Many argue that foreign-language instruction should begin the moment children start school, yet this assumption overlooks several developmental and educational complexities. I completely disagree with the statement, as premature exposure can hinder foundational learning and strain young learners unnecessarily. This essay will show, first, that early compulsory language study can disrupt core cognitive development, and second, that beginning later actually leads to more efficient and sustainable language acquisition.


The principal concern is that introducing a foreign language too early may divert cognitive resources away from essential skills such as literacy and numeracy. At ages five or six, children are still consolidating phonemic awareness, symbolic recognition and basic reasoning; adding an unfamiliar linguistic system can overwhelm limited working memory. For instance, if a child is simultaneously grappling with learning to decode letters in their mother tongue and memorising foreign vocabulary, their processing load increases sharply, often reducing accuracy and slowing progress in both domains. Furthermore, early language classes frequently become superficial—centred on songs and isolated phrases—because children lack the cognitive maturity to understand grammatical structures or maintain long-term focus. As a result, instruction may generate the illusion of progress without building real proficiency, while subtly undermining confidence in core subjects.

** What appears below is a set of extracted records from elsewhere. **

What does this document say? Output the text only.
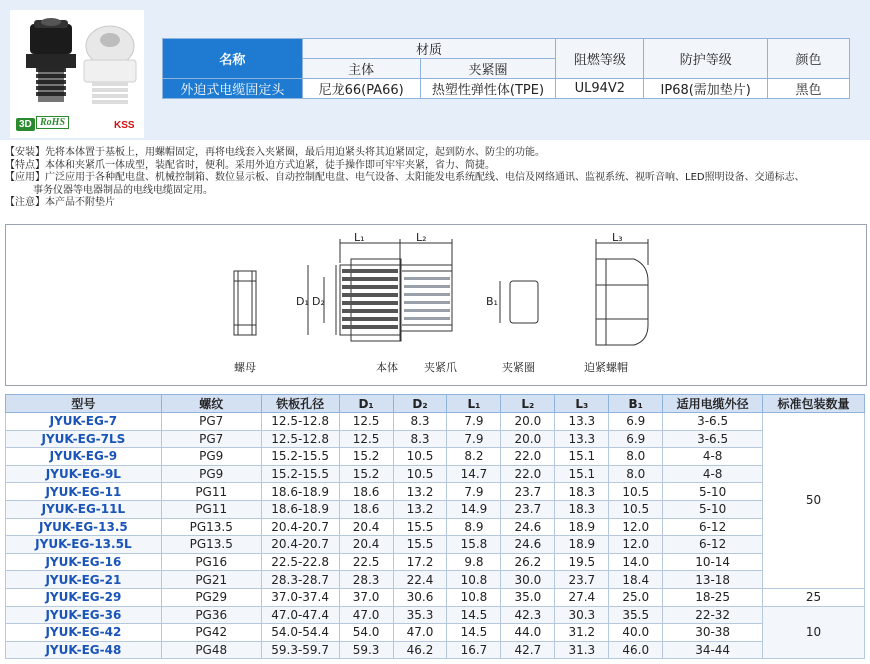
3D RoHS	KSS
名称	材质		阻燃等级	防护等级	颜色
	主体	夹紧圈			
外迫式电缆固定头	尼龙66(PA66)	热塑性弹性体(TPE)	UL94V2	IP68(需加垫片)	黑色
【安装】先将本体置于基板上，用螺帽固定，再将电线套入夹紧圈，最后用迫紧头将其迫紧固定，起到防水、防尘的功能。
【特点】本体和夹紧爪一体成型，装配省时，便利。采用外迫方式迫紧，徒手操作即可牢牢夹紧，省力、简捷。
【应用】广泛应用于各种配电盘、机械控制箱、数位显示板、自动控制配电盘、电气设备、太阳能发电系统配线、电信及网络通讯、监视系统、视听音响、LED照明设备、交通标志、
事务仪器等电器制品的电线电缆固定用。
【注意】本产品不附垫片
L₁	L₂	L₃
D₁ D₂	B₁
螺母	本体 夹紧爪	夹紧圈	迫紧螺帽
型号	螺纹	铁板孔径	D₁	D₂	L₁	L₂	L₃	B₁	适用电缆外径	标准包装数量
JYUK-EG-7	PG7	12.5-12.8	12.5	8.3	7.9	20.0	13.3	6.9	3-6.5	50
JYUK-EG-7LS	PG7	12.5-12.8	12.5	8.3	7.9	20.0	13.3	6.9	3-6.5	
JYUK-EG-9	PG9	15.2-15.5	15.2	10.5	8.2	22.0	15.1	8.0	4-8	
JYUK-EG-9L	PG9	15.2-15.5	15.2	10.5	14.7	22.0	15.1	8.0	4-8	
JYUK-EG-11	PG11	18.6-18.9	18.6	13.2	7.9	23.7	18.3	10.5	5-10	
JYUK-EG-11L	PG11	18.6-18.9	18.6	13.2	14.9	23.7	18.3	10.5	5-10	
JYUK-EG-13.5	PG13.5	20.4-20.7	20.4	15.5	8.9	24.6	18.9	12.0	6-12	
JYUK-EG-13.5L	PG13.5	20.4-20.7	20.4	15.5	15.8	24.6	18.9	12.0	6-12	
JYUK-EG-16	PG16	22.5-22.8	22.5	17.2	9.8	26.2	19.5	14.0	10-14	
JYUK-EG-21	PG21	28.3-28.7	28.3	22.4	10.8	30.0	23.7	18.4	13-18	
JYUK-EG-29	PG29	37.0-37.4	37.0	30.6	10.8	35.0	27.4	25.0	18-25	25
JYUK-EG-36	PG36	47.0-47.4	47.0	35.3	14.5	42.3	30.3	35.5	22-32	10
JYUK-EG-42	PG42	54.0-54.4	54.0	47.0	14.5	44.0	31.2	40.0	30-38	
JYUK-EG-48	PG48	59.3-59.7	59.3	46.2	16.7	42.7	31.3	46.0	34-44	
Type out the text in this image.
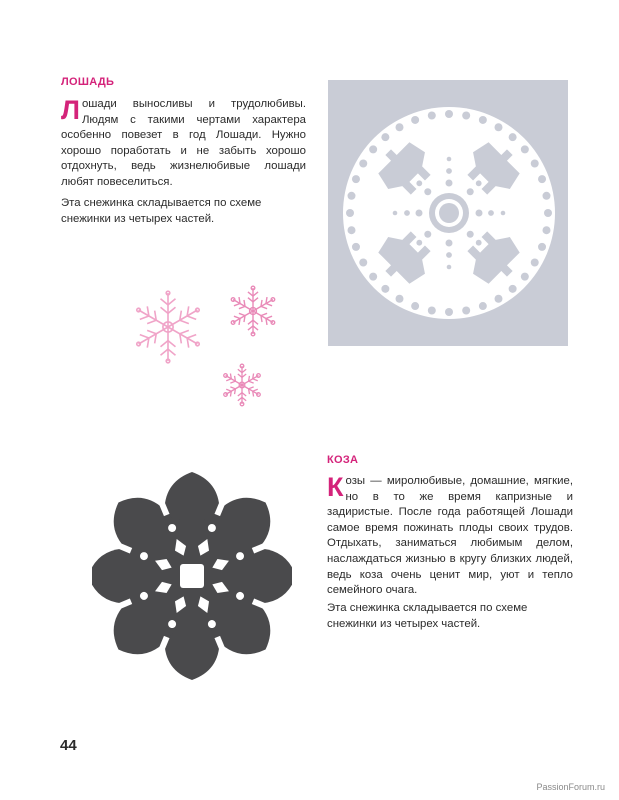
ЛОШАДЬ

Лошади выносливы и трудолюбивы. Людям с такими чертами характера особенно повезет в год Лошади. Нужно хорошо поработать и не забыть хорошо отдохнуть, ведь жизнелюбивые лошади любят повеселиться.

Эта снежинка складывается по схеме снежинки из четырех частей.

КОЗА

Козы — миролюбивые, домашние, мягкие, но в то же время капризные и задиристые. После года работящей Лошади самое время пожинать плоды своих трудов. Отдыхать, заниматься любимым делом, наслаждаться жизнью в кругу близких людей, ведь коза очень ценит мир, уют и тепло семейного очага.

Эта снежинка складывается по схеме снежинки из четырех частей.

44
PassionForum.ru
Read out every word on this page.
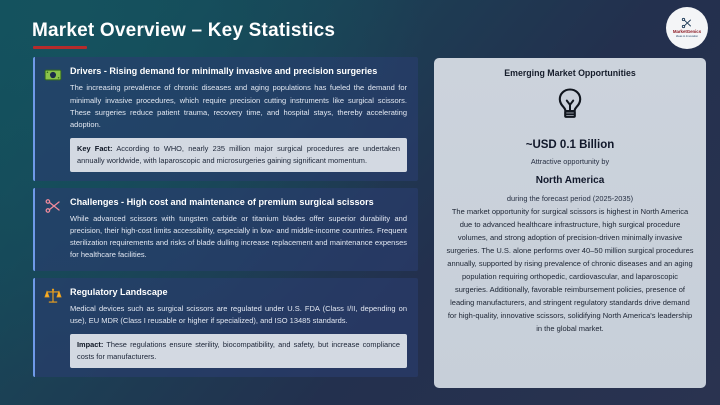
Market Overview – Key Statistics	MarketGenics
Ideas to Innovation
Drivers - Rising demand for minimally invasive and precision surgeries
The increasing prevalence of chronic diseases and aging populations has fueled the demand for minimally invasive procedures, which require precision cutting instruments like surgical scissors. These surgeries reduce patient trauma, recovery time, and hospital stays, thereby accelerating adoption.
Key Fact: According to WHO, nearly 235 million major surgical procedures are undertaken annually worldwide, with laparoscopic and microsurgeries gaining significant momentum.
Challenges - High cost and maintenance of premium surgical scissors
While advanced scissors with tungsten carbide or titanium blades offer superior durability and precision, their high-cost limits accessibility, especially in low- and middle-income countries. Frequent sterilization requirements and risks of blade dulling increase replacement and maintenance expenses for healthcare facilities.
Regulatory Landscape
Medical devices such as surgical scissors are regulated under U.S. FDA (Class I/II, depending on use), EU MDR (Class I reusable or higher if specialized), and ISO 13485 standards.
Impact: These regulations ensure sterility, biocompatibility, and safety, but increase compliance costs for manufacturers.
Emerging Market Opportunities
~USD 0.1 Billion
Attractive opportunity by
North America
during the forecast period (2025-2035)
The market opportunity for surgical scissors is highest in North America due to advanced healthcare infrastructure, high surgical procedure volumes, and strong adoption of precision-driven minimally invasive surgeries. The U.S. alone performs over 40–50 million surgical procedures annually, supported by rising prevalence of chronic diseases and an aging population requiring orthopedic, cardiovascular, and laparoscopic surgeries. Additionally, favorable reimbursement policies, presence of leading manufacturers, and stringent regulatory standards drive demand for high-quality, innovative scissors, solidifying North America's leadership in the global market.
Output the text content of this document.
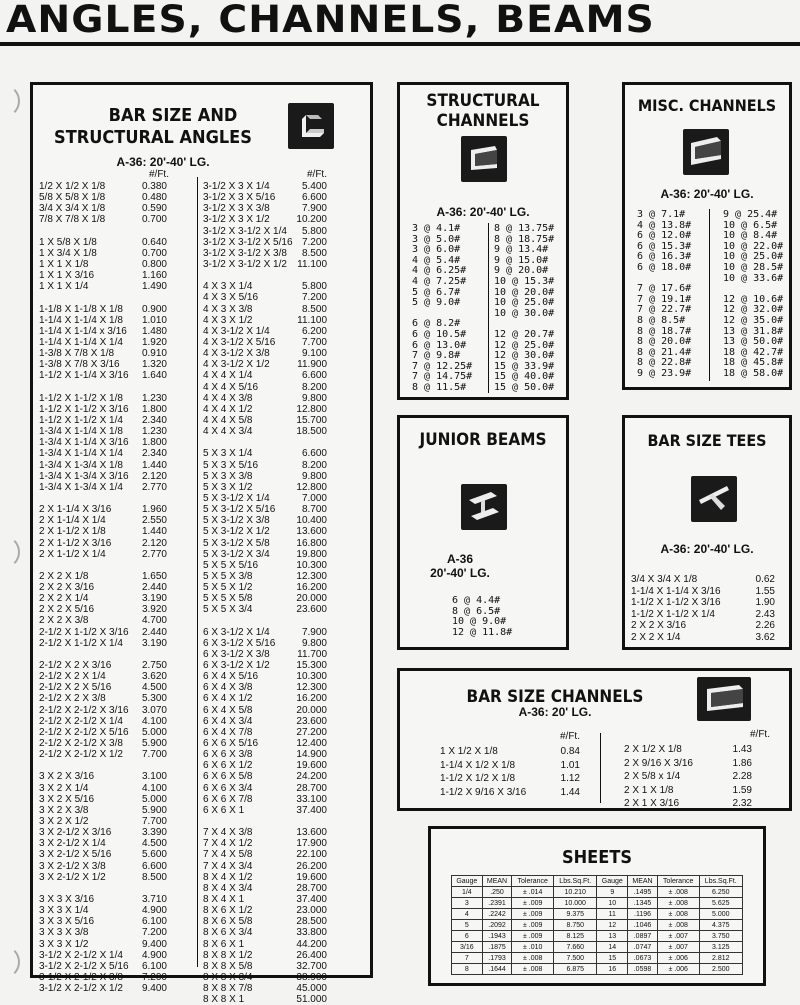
ANGLES, CHANNELS, BEAMS
BAR SIZE AND
STRUCTURAL ANGLES
A-36: 20'-40' LG.
#/Ft.	#/Ft.
1/2 X 1/2 X 1/8	0.380
5/8 X 5/8 X 1/8	0.480
3/4 X 3/4 X 1/8	0.590
7/8 X 7/8 X 1/8	0.700
1 X 5/8 X 1/8	0.640
1 X 3/4 X 1/8	0.700
1 X 1 X 1/8	0.800
1 X 1 X 3/16	1.160
1 X 1 X 1/4	1.490
1-1/8 X 1-1/8 X 1/8 0.900
1-1/4 X 1-1/4 X 1/8 1.010
1-1/4 X 1-1/4 x 3/16 1.480
1-1/4 X 1-1/4 X 1/4 1.920
1-3/8 X 7/8 X 1/8	0.910
1-3/8 X 7/8 X 3/16 1.320
1-1/2 X 1-1/4 X 3/16 1.640
1-1/2 X 1-1/2 X 1/8 1.230
1-1/2 X 1-1/2 X 3/16 1.800
1-1/2 X 1-1/2 X 1/4 2.340
1-3/4 X 1-1/4 X 1/8 1.230
1-3/4 X 1-1/4 X 3/16 1.800
1-3/4 X 1-1/4 X 1/4 2.340
1-3/4 X 1-3/4 X 1/8 1.440
1-3/4 X 1-3/4 X 3/16 2.120
1-3/4 X 1-3/4 X 1/4 2.770
2 X 1-1/4 X 3/16	1.960
2 X 1-1/4 X 1/4	2.550
2 X 1-1/2 X 1/8	1.440
2 X 1-1/2 X 3/16	2.120
2 X 1-1/2 X 1/4	2.770
2 X 2 X 1/8	1.650
2 X 2 X 3/16	2.440
2 X 2 X 1/4	3.190
2 X 2 X 5/16	3.920
2 X 2 X 3/8	4.700
2-1/2 X 1-1/2 X 3/16 2.440
2-1/2 X 1-1/2 X 1/4 3.190
2-1/2 X 2 X 3/16	2.750
2-1/2 X 2 X 1/4	3.620
2-1/2 X 2 X 5/16	4.500
2-1/2 X 2 X 3/8	5.300
2-1/2 X 2-1/2 X 3/16 3.070
2-1/2 X 2-1/2 X 1/4 4.100
2-1/2 X 2-1/2 X 5/16 5.000
2-1/2 X 2-1/2 X 3/8 5.900
2-1/2 X 2-1/2 X 1/2 7.700
3 X 2 X 3/16	3.100
3 X 2 X 1/4	4.100
3 X 2 X 5/16	5.000
3 X 2 X 3/8	5.900
3 X 2 X 1/2	7.700
3 X 2-1/2 X 3/16	3.390
3 X 2-1/2 X 1/4	4.500
3 X 2-1/2 X 5/16	5.600
3 X 2-1/2 X 3/8	6.600
3 X 2-1/2 X 1/2	8.500
3 X 3 X 3/16	3.710
3 X 3 X 1/4	4.900
3 X 3 X 5/16	6.100
3 X 3 X 3/8	7.200
3 X 3 X 1/2	9.400
3-1/2 X 2-1/2 X 1/4 4.900
3-1/2 X 2-1/2 X 5/16 6.100
3-1/2 X 2-1/2 X 3/8 7.200
3-1/2 X 2-1/2 X 1/2 9.400
3-1/2 X 3 X 1/4	5.400
3-1/2 X 3 X 5/16	6.600
3-1/2 X 3 X 3/8	7.900
3-1/2 X 3 X 1/2	10.200
3-1/2 X 3-1/2 X 1/4 5.800
3-1/2 X 3-1/2 X 5/16 7.200
3-1/2 X 3-1/2 X 3/8 8.500
3-1/2 X 3-1/2 X 1/2 11.100
4 X 3 X 1/4	5.800
4 X 3 X 5/16	7.200
4 X 3 X 3/8	8.500
4 X 3 X 1/2	11.100
4 X 3-1/2 X 1/4	6.200
4 X 3-1/2 X 5/16	7.700
4 X 3-1/2 X 3/8	9.100
4 X 3-1/2 X 1/2	11.900
4 X 4 X 1/4	6.600
4 X 4 X 5/16	8.200
4 X 4 X 3/8	9.800
4 X 4 X 1/2	12.800
4 X 4 X 5/8	15.700
4 X 4 X 3/4	18.500
5 X 3 X 1/4	6.600
5 X 3 X 5/16	8.200
5 X 3 X 3/8	9.800
5 X 3 X 1/2	12.800
5 X 3-1/2 X 1/4	7.000
5 X 3-1/2 X 5/16	8.700
5 X 3-1/2 X 3/8	10.400
5 X 3-1/2 X 1/2	13.600
5 X 3-1/2 X 5/8	16.800
5 X 3-1/2 X 3/4	19.800
5 X 5 X 5/16	10.300
5 X 5 X 3/8	12.300
5 X 5 X 1/2	16.200
5 X 5 X 5/8	20.000
5 X 5 X 3/4	23.600
6 X 3-1/2 X 1/4	7.900
6 X 3-1/2 X 5/16	9.800
6 X 3-1/2 X 3/8	11.700
6 X 3-1/2 X 1/2	15.300
6 X 4 X 5/16	10.300
6 X 4 X 3/8	12.300
6 X 4 X 1/2	16.200
6 X 4 X 5/8	20.000
6 X 4 X 3/4	23.600
6 X 4 X 7/8	27.200
6 X 6 X 5/16	12.400
6 X 6 X 3/8	14.900
6 X 6 X 1/2	19.600
6 X 6 X 5/8	24.200
6 X 6 X 3/4	28.700
6 X 6 X 7/8	33.100
6 X 6 X 1	37.400
7 X 4 X 3/8	13.600
7 X 4 X 1/2	17.900
7 X 4 X 5/8	22.100
7 X 4 X 3/4	26.200
8 X 4 X 1/2	19.600
8 X 4 X 3/4	28.700
8 X 4 X 1	37.400
8 X 6 X 1/2	23.000
8 X 6 X 5/8	28.500
8 X 6 X 3/4	33.800
8 X 6 X 1	44.200
8 X 8 X 1/2	26.400
8 X 8 X 5/8	32.700
8 X 8 X 3/4	38.900
8 X 8 X 7/8	45.000
8 X 8 X 1	51.000
STRUCTURAL
CHANNELS
A-36: 20'-40' LG.
3 @ 4.1#
3 @ 5.0#
3 @ 6.0#
4 @ 5.4#
4 @ 6.25#
4 @ 7.25#
5 @ 6.7#
5 @ 9.0#
6 @ 8.2#
6 @ 10.5#
6 @ 13.0#
7 @ 9.8#
7 @ 12.25#
7 @ 14.75#
8 @ 11.5#
8 @ 13.75#
8 @ 18.75#
9 @ 13.4#
9 @ 15.0#
9 @ 20.0#
10 @ 15.3#
10 @ 20.0#
10 @ 25.0#
10 @ 30.0#
12 @ 20.7#
12 @ 25.0#
12 @ 30.0#
15 @ 33.9#
15 @ 40.0#
15 @ 50.0#
MISC. CHANNELS
A-36: 20'-40' LG.
3 @ 7.1#
4 @ 13.8#
6 @ 12.0#
6 @ 15.3#
6 @ 16.3#
6 @ 18.0#
7 @ 17.6#
7 @ 19.1#
7 @ 22.7#
8 @ 8.5#
8 @ 18.7#
8 @ 20.0#
8 @ 21.4#
8 @ 22.8#
9 @ 23.9#
9 @ 25.4#
10 @ 6.5#
10 @ 8.4#
10 @ 22.0#
10 @ 25.0#
10 @ 28.5#
10 @ 33.6#
12 @ 10.6#
12 @ 32.0#
12 @ 35.0#
13 @ 31.8#
13 @ 50.0#
18 @ 42.7#
18 @ 45.8#
18 @ 58.0#
JUNIOR BEAMS
A-36
20'-40' LG.
6 @ 4.4#
8 @ 6.5#
10 @ 9.0#
12 @ 11.8#
BAR SIZE TEES
A-36: 20'-40' LG.
3/4 X 3/4 X 1/8	0.62
1-1/4 X 1-1/4 X 3/16	1.55
1-1/2 X 1-1/2 X 3/16	1.90
1-1/2 X 1-1/2 X 1/4	2.43
2 X 2 X 3/16	2.26
2 X 2 X 1/4	3.62
BAR SIZE CHANNELS
A-36: 20' LG.
#/Ft.	#/Ft.
1 X 1/2 X 1/8	0.84
1-1/4 X 1/2 X 1/8	1.01
1-1/2 X 1/2 X 1/8	1.12
1-1/2 X 9/16 X 3/16	1.44
2 X 1/2 X 1/8	1.43
2 X 9/16 X 3/16	1.86
2 X 5/8 x 1/4	2.28
2 X 1 X 1/8	1.59
2 X 1 X 3/16	2.32
SHEETS
Gauge	MEAN	Tolerance	Lbs.Sq.Ft.	Gauge	MEAN	Tolerance	Lbs.Sq.Ft.
1/4	.250	± .014	10.210	9	.1495	± .008	6.250
3	.2391	± .009	10.000	10	.1345	± .008	5.625
4	.2242	± .009	9.375	11	.1196	± .008	5.000
5	.2092	± .009	8.750	12	.1046	± .008	4.375
6	.1943	± .009	8.125	13	.0897	± .007	3.750
3/16	.1875	± .010	7.660	14	.0747	± .007	3.125
7	.1793	± .008	7.500	15	.0673	± .006	2.812
8	.1644	± .008	6.875	16	.0598	± .006	2.500
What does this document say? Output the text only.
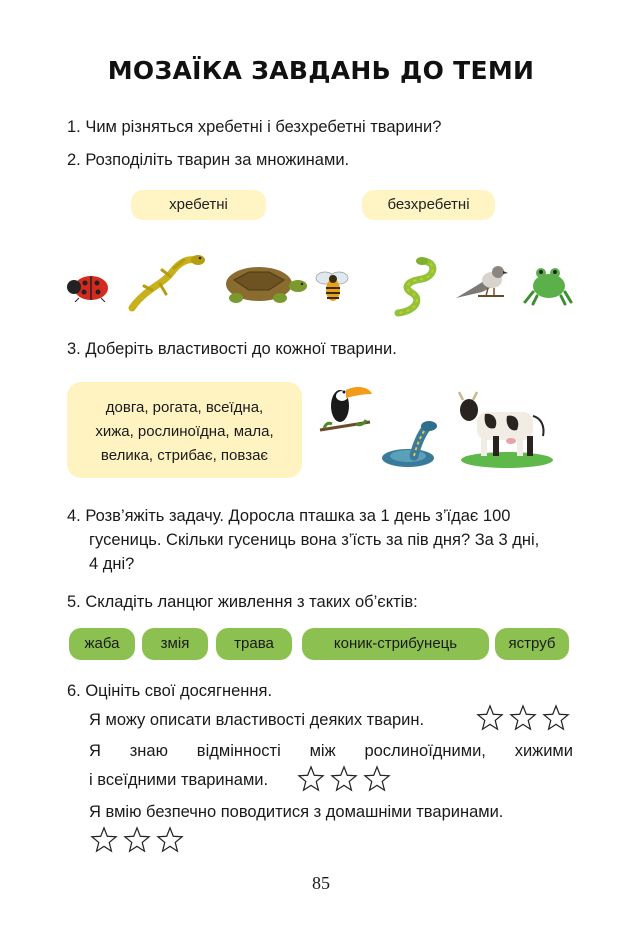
МОЗАЇКА ЗАВДАНЬ ДО ТЕМИ
1. Чим різняться хребетні і безхребетні тварини?
2. Розподіліть тварин за множинами.
хребетні	безхребетні
3. Доберіть властивості до кожної тварини.
довга, рогата, всеїдна,
хижа, рослиноїдна, мала,
велика, стрибає, повзає
4. Розв’яжіть задачу. Доросла пташка за 1 день з’їдає 100
гусениць. Скільки гусениць вона з’їсть за пів дня? За 3 дні,
4 дні?
5. Складіть ланцюг живлення з таких об’єктів:
жаба	змія	трава	коник-стрибунець	яструб
6. Оцініть свої досягнення.
Я можу описати властивості деяких тварин.
Я знаю відмінності між рослиноїдними, хижими
і всеїдними тваринами.
Я вмію безпечно поводитися з домашніми тваринами.
85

Equally important is the fact that older learners often achieve faster, deeper, and more purposeful foreign-language mastery. By the upper primary or early secondary years, students possess stronger analytical abilities, richer vocabularies in their first language, and greater capacity for abstract thinking—all of which allow them to grasp grammar, context, and nuance more efficiently. They can engage with authentic texts, reflect on cultural subtleties, and set personal learning goals, turning language study into a meaningful intellectual pursuit rather than a passive classroom routine. Additionally, educational systems with limited resources risk diluting overall quality when they expand language programmes prematurely; concentrating instruction at a later stage enables schools to employ specialised teachers and use curricula that genuinely build communicative competence rather than merely entertaining young children.


In conclusion, compelling children to study a foreign language from their first years of schooling can compromise foundational learning and produce shallow outcomes, whereas beginning at a more developmentally suitable age leads to richer engagement and stronger proficiency. For these reasons, I firmly reject the claim that earlier is necessarily better.